La startup permet de revenir à la base du cash : quand on demande ou donne de l’argent à quelqu’un ; les coordonnées bancaires ne sont pas nécessaires; on connaît instantanément son solde. Lydia a permis d’apporter le contrôle, la sécurité, l’instantanéité mais avec les moyens digitaux et mobiles. Lydia est une société qui conçoit des solutions de paiement mobile créée en 2011. C’est le leader français et compte à ce jour un peu plus d’un million d’utilisateurs (nombre total de personnes utilisant au moins un des services proposés par Lydia) dont 627 588 utilisateurs particuliers de l’application (chiffre valable le 3 novembre 2017). 70% des utilisateurs de l’application sont des « millenials » (18-30 ans).

Lydia est à la base un wallet universel qui permet de se rembourser entre amis en évitant toute la complexité des virements. L’application a apporté de la fluidité, de l’instantanéité et de la sécurité. Initialement, l’application était aussi conçue pour payer des professionnels qui acceptaient ce système de paiement ou payer des e-commerçants en ligne.

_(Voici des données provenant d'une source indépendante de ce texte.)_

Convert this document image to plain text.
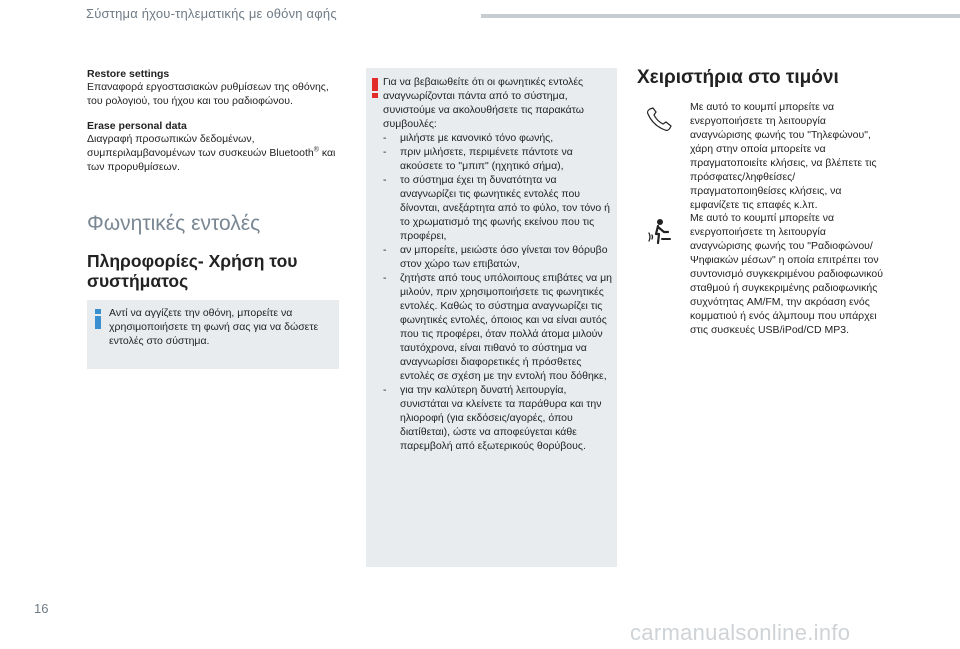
Σύστημα ήχου-τηλεματικής με οθόνη αφής
Restore settings
Επαναφορά εργοστασιακών ρυθμίσεων της οθόνης, του ρολογιού, του ήχου και του ραδιοφώνου.
Erase personal data
Διαγραφή προσωπικών δεδομένων, συμπεριλαμβανομένων των συσκευών Bluetooth® και των προρυθμίσεων.
Φωνητικές εντολές
Πληροφορίες- Χρήση του συστήματος
Αντί να αγγίζετε την οθόνη, μπορείτε να χρησιμοποιήσετε τη φωνή σας για να δώσετε εντολές στο σύστημα.
Για να βεβαιωθείτε ότι οι φωνητικές εντολές αναγνωρίζονται πάντα από το σύστημα, συνιστούμε να ακολουθήσετε τις παρακάτω συμβουλές:
- μιλήστε με κανονικό τόνο φωνής,
- πριν μιλήσετε, περιμένετε πάντοτε να ακούσετε το "μπιπ" (ηχητικό σήμα),
- το σύστημα έχει τη δυνατότητα να αναγνωρίζει τις φωνητικές εντολές που δίνονται, ανεξάρτητα από το φύλο, τον τόνο ή το χρωματισμό της φωνής εκείνου που τις προφέρει,
- αν μπορείτε, μειώστε όσο γίνεται τον θόρυβο στον χώρο των επιβατών,
- ζητήστε από τους υπόλοιπους επιβάτες να μη μιλούν, πριν χρησιμοποιήσετε τις φωνητικές εντολές. Καθώς το σύστημα αναγνωρίζει τις φωνητικές εντολές, όποιος και να είναι αυτός που τις προφέρει, όταν πολλά άτομα μιλούν ταυτόχρονα, είναι πιθανό το σύστημα να αναγνωρίσει διαφορετικές ή πρόσθετες εντολές σε σχέση με την εντολή που δόθηκε,
- για την καλύτερη δυνατή λειτουργία, συνιστάται να κλείνετε τα παράθυρα και την ηλιοροφή (για εκδόσεις/αγορές, όπου διατίθεται), ώστε να αποφεύγεται κάθε παρεμβολή από εξωτερικούς θορύβους.
Χειριστήρια στο τιμόνι
Με αυτό το κουμπί μπορείτε να ενεργοποιήσετε τη λειτουργία αναγνώρισης φωνής του "Τηλεφώνου", χάρη στην οποία μπορείτε να πραγματοποιείτε κλήσεις, να βλέπετε τις πρόσφατες/ληφθείσες/πραγματοποιηθείσες κλήσεις, να εμφανίζετε τις επαφές κ.λπ.
Με αυτό το κουμπί μπορείτε να ενεργοποιήσετε τη λειτουργία αναγνώρισης φωνής του "Ραδιοφώνου/Ψηφιακών μέσων" η οποία επιτρέπει τον συντονισμό συγκεκριμένου ραδιοφωνικού σταθμού ή συγκεκριμένης ραδιοφωνικής συχνότητας AM/FM, την ακρόαση ενός κομματιού ή ενός άλμπουμ που υπάρχει στις συσκευές USB/iPod/CD MP3.
16
carmanualsonline.info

L’évolution digitale de notre société a développé des attentes de temps réel et de contrôle : comment expliquer qu’il soit encore nécessaire d’attendre quelques jours pour recevoir un virement dans une banque ?

L’évolution digitale et la comparaison avec le Retail Banking

Pourquoi n’existe-t-il pas encore de « solution type Lydia » dans les banques ?

Il faut bien comprendre le contexte des banques aujourd’hui : il y a les ressources, des personnes compétentes et très au fait de l’ère digitale et enfin des moyens financiers importants. Mais il existe des contraintes :

– Des systèmes informatiques anciens qui n’ont pas été conçus pour des opérations en temps réel et qui nécessitent des années de travail pour les transformer,

– La réglementation qui ne cesse d’évoluer pour chaque service proposé. Les banquiers cumulent de nombreux métiers et viennent agréger des systèmes de réglementation. Chez Lydia, nous sommes réglementés de la même manière mais pour un seul produit/service,

– L’organisation et la structure des banques importantes avec le poids des procédures sociales et syndicales.

                     

Quelle est la différence avec un compte courant ?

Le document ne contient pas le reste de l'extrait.